11. In het geval van eiseres is verder niet gebleken van een toezegging, uitlating of gedraging aan de kant van verweerder waaruit zij kon afleiden dat het vermogen van haar zoon buiten beschouwing zou blijven voor het bepalen van haar recht op en de hoogte van de huurtoeslag voor 2018 en 2019. Dat destijds de proefberekening volgens eiseres niet duidelijk aangaf wat er precies aan vermogen zou worden meegerekend, maakt dit niet anders. Niet is gebleken dat op de website van verweerder ondubbelzinnig stond vermeld dat het vermogen van minderjarige kinderen niet wordt meegenomen bij het bepalen van het recht op en de hoogte van de huurtoeslag. Bovendien kan eiseres aan informatie op de website van verweerder geen gerechtvaardigd vertrouwen ontlenen dat een aanspraak op huurtoeslag bestaat. De website is slechts een hulpmiddel voor een burger en de op de website gegeven informatie is niet leidend.Een proefberekening dient er slechts toe om in de meest voorkomende gevallen een indicatie te geven van de hoogte van de te ontvangen toeslag.Wat in de wettelijke regelingen is bepaald, is doorslaggevend om in aanmerking te komen voor huurtoeslag.

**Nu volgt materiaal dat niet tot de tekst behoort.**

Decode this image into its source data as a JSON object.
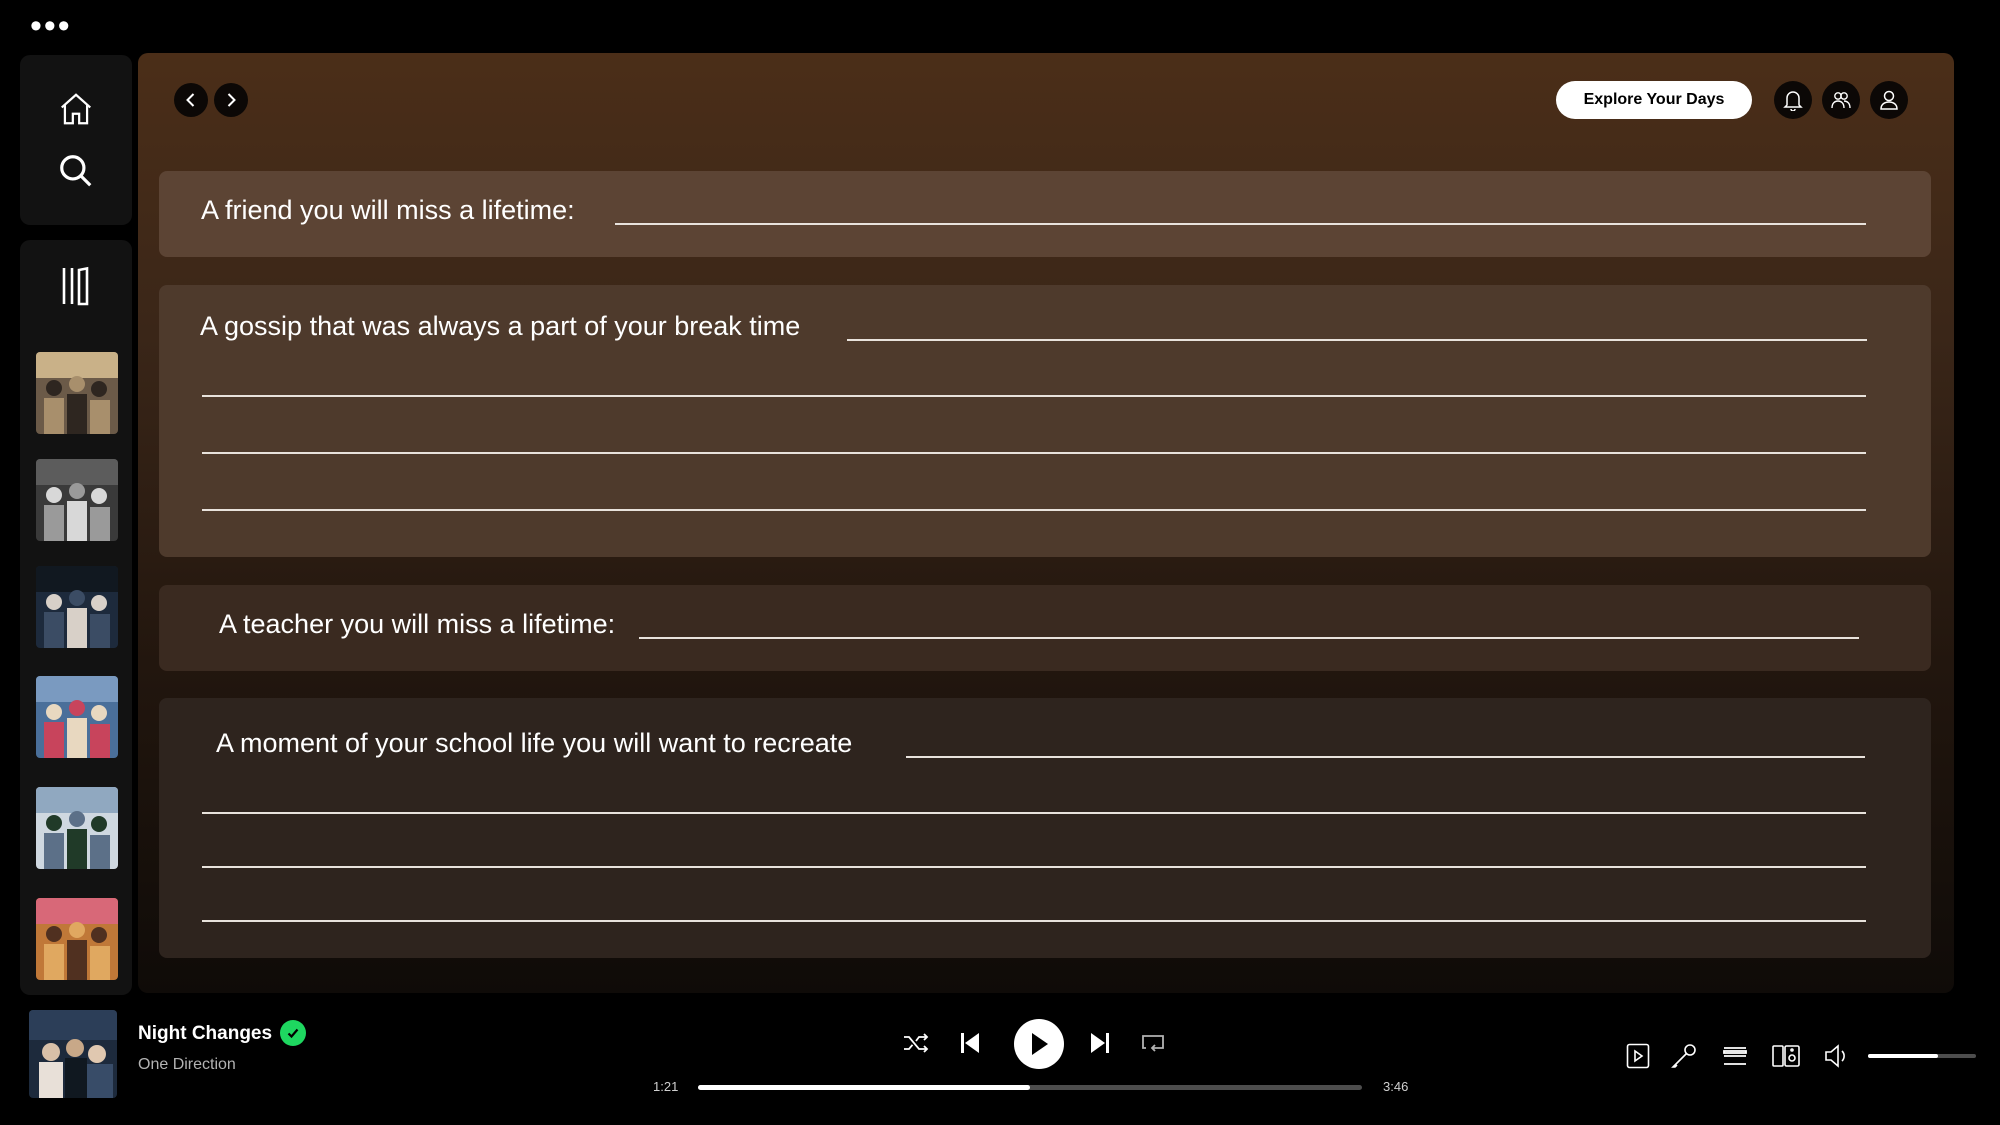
{
  "window": {
    "menu_icon": "more-dots-icon"
  },
  "nav": {
    "home_icon": "home-icon",
    "search_icon": "search-icon",
    "library_icon": "library-icon"
  },
  "library": {
    "thumbnails": [
      {
        "name": "group-photo-1",
        "palette": [
          "#6b5a48",
          "#a88f6c",
          "#2e2620",
          "#c9b188"
        ]
      },
      {
        "name": "black-white-collage",
        "palette": [
          "#3a3a3a",
          "#9a9a9a",
          "#d8d8d8",
          "#5c5c5c"
        ]
      },
      {
        "name": "group-photo-dark",
        "palette": [
          "#1d2a3c",
          "#3b4c64",
          "#d8d0c8",
          "#111820"
        ]
      },
      {
        "name": "group-photo-saree",
        "palette": [
          "#4a6f9a",
          "#c8445c",
          "#e8d8c0",
          "#7a9ac0"
        ]
      },
      {
        "name": "class-photo",
        "palette": [
          "#cfd8e0",
          "#5c7088",
          "#203a28",
          "#90a8c0"
        ]
      },
      {
        "name": "family-photo",
        "palette": [
          "#c07838",
          "#e0a860",
          "#503020",
          "#d86878"
        ]
      }
    ]
  },
  "header": {
    "explore_label": "Explore Your Days",
    "notification_icon": "bell-icon",
    "friends_icon": "friends-icon",
    "profile_icon": "user-icon"
  },
  "prompts": {
    "friend": "A friend you will miss a lifetime:",
    "gossip": "A gossip that was always a part of your break time",
    "teacher": "A teacher you will miss a lifetime:",
    "moment": "A moment of your school life you will want to recreate"
  },
  "now_playing": {
    "title": "Night Changes",
    "artist": "One Direction",
    "liked": true,
    "elapsed": "1:21",
    "duration": "3:46",
    "progress": 0.5,
    "volume": 0.65
  },
  "colors": {
    "accent_green": "#1ed760",
    "card_top": "#5a4535",
    "card_mid": "#4a3828"
  }
}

12. Eiseres heeft daarnaast niet aannemelijk gemaakt dat tijdens een telefoongesprek met een medewerker van de belastingdienst daadwerkelijk aan haar een toezegging of belofte is gedaan, waaruit zij kon afleiden dat het vermogen van haar zoon bij het toetsingsinkomen buiten beschouwing zou worden gelaten en dat zij daarmee recht had op huurtoeslag voor 2018 en 2019 overeenkomstig het toegekende voorschot. Daar komt bij dat eventueel gedane toezeggingen van medewerkers die in zijn algemeenheid slechts algemene informatie behoren te verstrekken, zoals een medewerker van de belastingtelefoon, ook niet aan het bevoegde orgaan worden toegerekend.Gezien dit alles slaagt het beroep van eiseres op het vertrouwensbeginsel niet.

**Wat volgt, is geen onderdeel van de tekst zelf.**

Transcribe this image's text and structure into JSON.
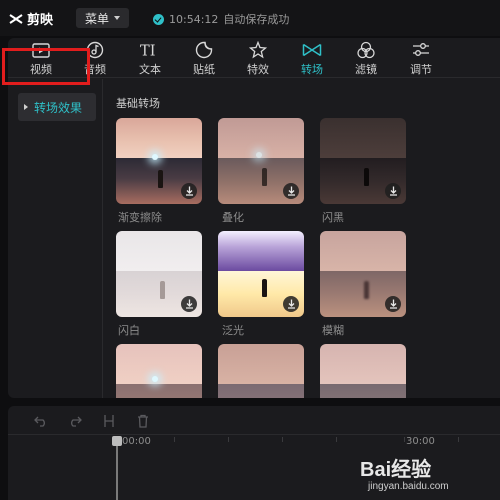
{
  "app": {
    "name": "剪映",
    "menu_label": "菜单"
  },
  "status": {
    "time": "10:54:12",
    "text": "自动保存成功",
    "accent": "#2fc0c8"
  },
  "tabs": [
    {
      "label": "视频",
      "icon": "video-icon"
    },
    {
      "label": "音频",
      "icon": "audio-icon"
    },
    {
      "label": "文本",
      "icon": "text-icon"
    },
    {
      "label": "贴纸",
      "icon": "sticker-icon"
    },
    {
      "label": "特效",
      "icon": "effects-icon"
    },
    {
      "label": "转场",
      "icon": "transition-icon",
      "active": true
    },
    {
      "label": "滤镜",
      "icon": "filter-icon"
    },
    {
      "label": "调节",
      "icon": "adjust-icon"
    }
  ],
  "sidebar": {
    "items": [
      {
        "label": "转场效果",
        "active": true
      }
    ]
  },
  "section": {
    "title": "基础转场"
  },
  "effects": [
    {
      "label": "渐变擦除"
    },
    {
      "label": "叠化"
    },
    {
      "label": "闪黑"
    },
    {
      "label": "闪白"
    },
    {
      "label": "泛光"
    },
    {
      "label": "模糊"
    }
  ],
  "timeline": {
    "start_label": "00:00",
    "mark_label": "30:00",
    "tools": [
      "undo-icon",
      "redo-icon",
      "split-icon",
      "delete-icon"
    ]
  },
  "watermark": {
    "brand": "Bai经验",
    "url": "jingyan.baidu.com"
  }
}
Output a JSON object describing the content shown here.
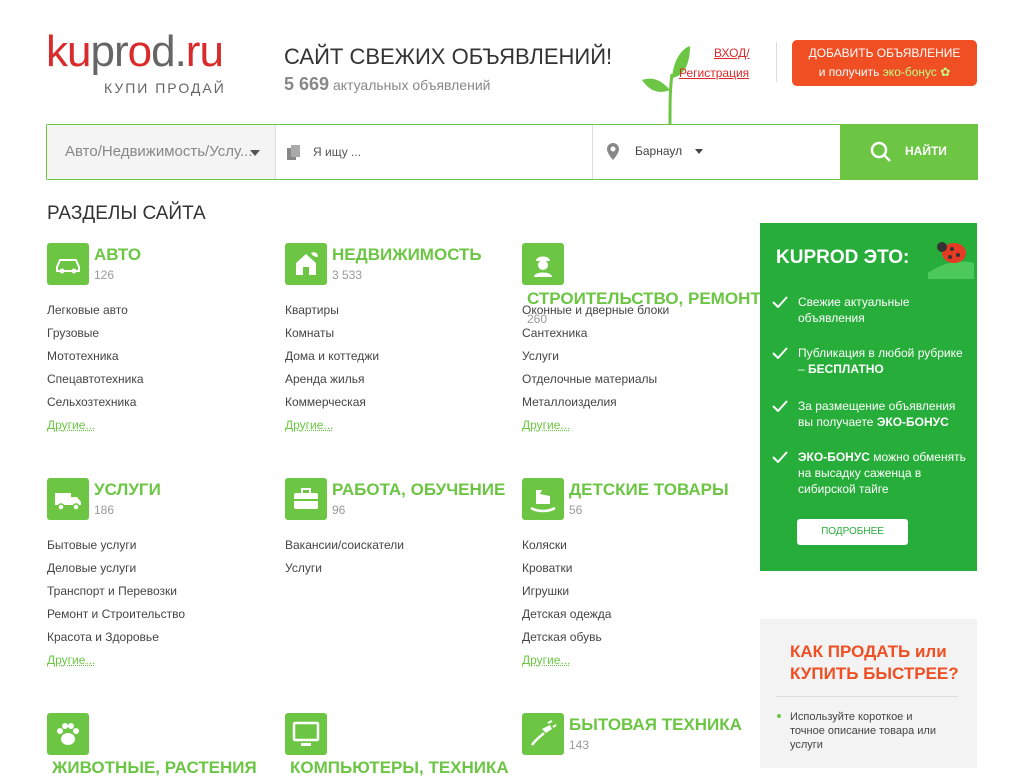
{
  "header": {
    "logo_red_1": "ku",
    "logo_grey_1": "pr",
    "logo_red_2": "o",
    "logo_grey_2": "d.",
    "logo_red_3": "ru",
    "logo_tagline": "КУПИ ПРОДАЙ",
    "site_title": "САЙТ СВЕЖИХ ОБЪЯВЛЕНИЙ!",
    "ads_count": "5 669",
    "ads_count_label": "актуальных объявлений",
    "login_label": "ВХОД/",
    "register_label": "Регистрация",
    "add_button_line1": "ДОБАВИТЬ ОБЪЯВЛЕНИЕ",
    "add_button_line2": "и получить",
    "add_button_eco": "эко-бонус"
  },
  "search": {
    "category_value": "Авто/Недвижимость/Услу...",
    "query_placeholder": "Я ищу ...",
    "city_value": "Барнаул",
    "find_label": "НАЙТИ"
  },
  "sections": {
    "heading": "РАЗДЕЛЫ САЙТА",
    "more_label": "Другие...",
    "categories": [
      {
        "title": "АВТО",
        "count": "126",
        "links": [
          "Легковые авто",
          "Грузовые",
          "Мототехника",
          "Спецавтотехника",
          "Сельхозтехника"
        ]
      },
      {
        "title": "НЕДВИЖИМОСТЬ",
        "count": "3 533",
        "links": [
          "Квартиры",
          "Комнаты",
          "Дома и коттеджи",
          "Аренда жилья",
          "Коммерческая"
        ]
      },
      {
        "title": "СТРОИТЕЛЬСТВО, РЕМОНТ",
        "count": "260",
        "links": [
          "Оконные и дверные блоки",
          "Сантехника",
          "Услуги",
          "Отделочные материалы",
          "Металлоизделия"
        ]
      },
      {
        "title": "УСЛУГИ",
        "count": "186",
        "links": [
          "Бытовые услуги",
          "Деловые услуги",
          "Транспорт и Перевозки",
          "Ремонт и Строительство",
          "Красота и Здоровье"
        ]
      },
      {
        "title": "РАБОТА, ОБУЧЕНИЕ",
        "count": "96",
        "links": [
          "Вакансии/соискатели",
          "Услуги"
        ]
      },
      {
        "title": "ДЕТСКИЕ ТОВАРЫ",
        "count": "56",
        "links": [
          "Коляски",
          "Кроватки",
          "Игрушки",
          "Детская одежда",
          "Детская обувь"
        ]
      },
      {
        "title": "ЖИВОТНЫЕ, РАСТЕНИЯ",
        "count": "",
        "links": []
      },
      {
        "title": "КОМПЬЮТЕРЫ, ТЕХНИКА",
        "count": "",
        "links": []
      },
      {
        "title": "БЫТОВАЯ ТЕХНИКА",
        "count": "143",
        "links": []
      }
    ]
  },
  "promo": {
    "title": "KUPROD ЭТО:",
    "items": [
      {
        "text": "Свежие актуальные объявления",
        "bold": ""
      },
      {
        "text": "Публикация в любой рубрике – ",
        "bold": "БЕСПЛАТНО"
      },
      {
        "text": "За размещение объявления вы получаете ",
        "bold": "ЭКО-БОНУС"
      },
      {
        "bold_first": "ЭКО-БОНУС",
        "text": " можно обменять на высадку саженца в сибирской тайге"
      }
    ],
    "button_label": "ПОДРОБНЕЕ"
  },
  "howto": {
    "title": "КАК ПРОДАТЬ или КУПИТЬ БЫСТРЕЕ?",
    "item": "Используйте короткое и точное описание товара или услуги"
  },
  "colors": {
    "brand_green": "#6cc644",
    "brand_red": "#d92b2b",
    "accent_orange": "#f04e23",
    "promo_green": "#27ae3a"
  },
  "icons": {
    "auto": "car-icon",
    "realty": "house-icon",
    "build": "worker-icon",
    "services": "truck-icon",
    "jobs": "briefcase-icon",
    "kids": "rocking-horse-icon",
    "pets": "paw-icon",
    "computers": "monitor-icon",
    "appliances": "plug-icon"
  }
}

13. De rechtbank is verder – voor zover eiseres bedoelt hier een beroep op te doen –
van oordeel dat verweerder zich in het verweerschrift en ter zitting in redelijkheid op het standpunt heeft kunnen stellen dat geen sprake is van bijzondere omstandigheden om af te zien van terugvordering of om het bedrag van de terugvordering te matigen.De terugvordering is ontstaan door een verschil tussen het geschatte toetsingsinkomen bij de voorschotverlening en het vastgestelde toetsingsinkomen.Uit het Verzamelbesluit Toeslagen volgt dat een dergelijke omstandigheid geen reden is voor matiging of nihil stelling. Het is verder niet gesteld en ook niet aan de rechtbank gebleken dat bij eiseres sprake is van andere omstandigheden op basis waarvan verweerder had moeten afzien van terugvordering of het bedrag van de terugvordering had moeten matigen.

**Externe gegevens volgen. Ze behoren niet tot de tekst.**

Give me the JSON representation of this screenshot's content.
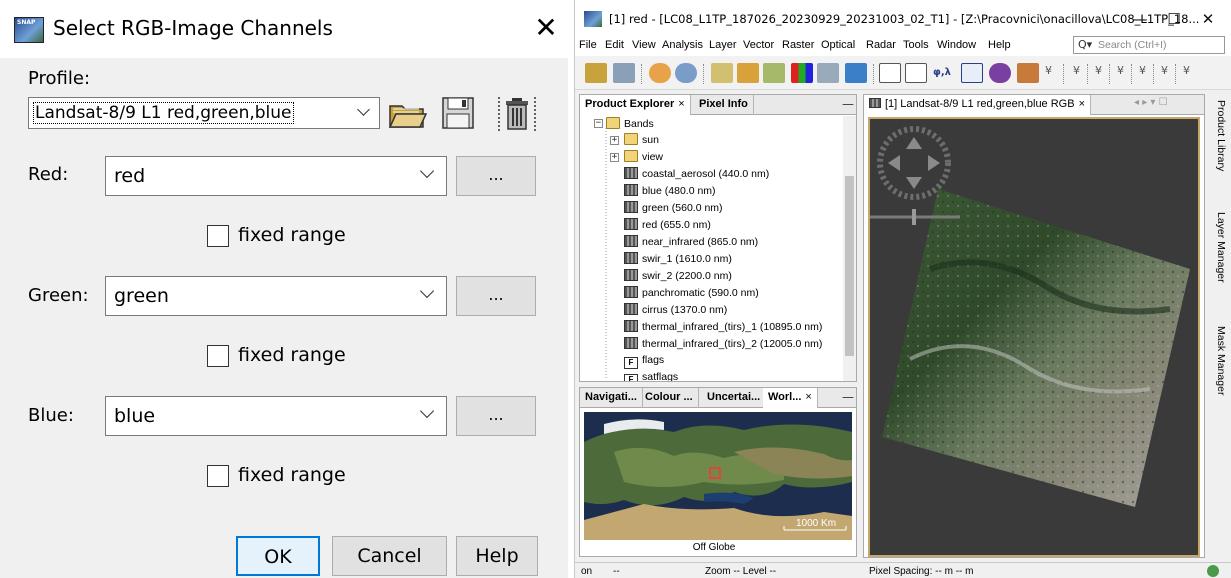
{
  "dialog": {
    "title": "Select RGB-Image Channels",
    "close_glyph": "✕",
    "profile_label": "Profile:",
    "profile_value": "Landsat-8/9 L1 red,green,blue",
    "icons": [
      "open-folder-icon",
      "save-icon",
      "delete-icon"
    ],
    "channels": [
      {
        "label": "Red:",
        "value": "red",
        "fixed_range_label": "fixed range",
        "fixed_range_checked": false,
        "more_label": "..."
      },
      {
        "label": "Green:",
        "value": "green",
        "fixed_range_label": "fixed range",
        "fixed_range_checked": false,
        "more_label": "..."
      },
      {
        "label": "Blue:",
        "value": "blue",
        "fixed_range_label": "fixed range",
        "fixed_range_checked": false,
        "more_label": "..."
      }
    ],
    "buttons": {
      "ok": "OK",
      "cancel": "Cancel",
      "help": "Help"
    }
  },
  "snap": {
    "title": "[1] red - [LC08_L1TP_187026_20230929_20231003_02_T1] - [Z:\\Pracovnici\\onacillova\\LC08_L1TP_18...",
    "window_controls": {
      "minimize": "—",
      "maximize": "☐",
      "close": "✕"
    },
    "menu": [
      "File",
      "Edit",
      "View",
      "Analysis",
      "Layer",
      "Vector",
      "Raster",
      "Optical",
      "Radar",
      "Tools",
      "Window",
      "Help"
    ],
    "search_placeholder": "Search (Ctrl+I)",
    "toolbar_text": "φ,λ",
    "product_explorer": {
      "tabs": [
        "Product Explorer",
        "Pixel Info"
      ],
      "tab_close": "×",
      "minimize": "—",
      "root": "Bands",
      "folders": [
        "sun",
        "view"
      ],
      "bands": [
        "coastal_aerosol (440.0 nm)",
        "blue (480.0 nm)",
        "green (560.0 nm)",
        "red (655.0 nm)",
        "near_infrared (865.0 nm)",
        "swir_1 (1610.0 nm)",
        "swir_2 (2200.0 nm)",
        "panchromatic (590.0 nm)",
        "cirrus (1370.0 nm)",
        "thermal_infrared_(tirs)_1 (10895.0 nm)",
        "thermal_infrared_(tirs)_2 (12005.0 nm)"
      ],
      "flags": [
        "flags",
        "satflags"
      ],
      "flag_glyph": "F"
    },
    "nav_panel": {
      "tabs": [
        "Navigati...",
        "Colour ...",
        "Uncertai...",
        "Worl..."
      ],
      "tab_close": "×",
      "minimize": "—",
      "scale_label": "1000 Km",
      "footer": "Off Globe"
    },
    "image_view": {
      "tab": "[1] Landsat-8/9 L1 red,green,blue RGB",
      "tab_close": "×",
      "controls": "◂ ▸ ▾ ☐"
    },
    "side_tabs": [
      "Product Library",
      "Layer Manager",
      "Mask Manager"
    ],
    "status": {
      "left": "on",
      "left2": "--",
      "zoom": "Zoom -- Level --",
      "spacing": "Pixel Spacing: -- m -- m"
    }
  }
}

14. Hoewel het dus niet mogelijk is om van terugvordering af te zien of het bedrag te matigen, kan eiseres een persoonlijke betalingsregeling aanvragen, waarbij rekening kan worden gehouden met de betalingscapaciteit van eiseres. Op een dergelijke aanvraag wordt vervolgens een beslissing genomen die eiseres zo nodig kan aanvechten. In de onderhavige procedure kan de rechtbank dus nog geen uitspraak doen over de hoogte van het bedrag dat eiseres per maand moet gaan terugbetalen.
15. De beroepen zijn ongegrond.
16. Voor een proceskostenveroordeling bestaat geen aanleiding.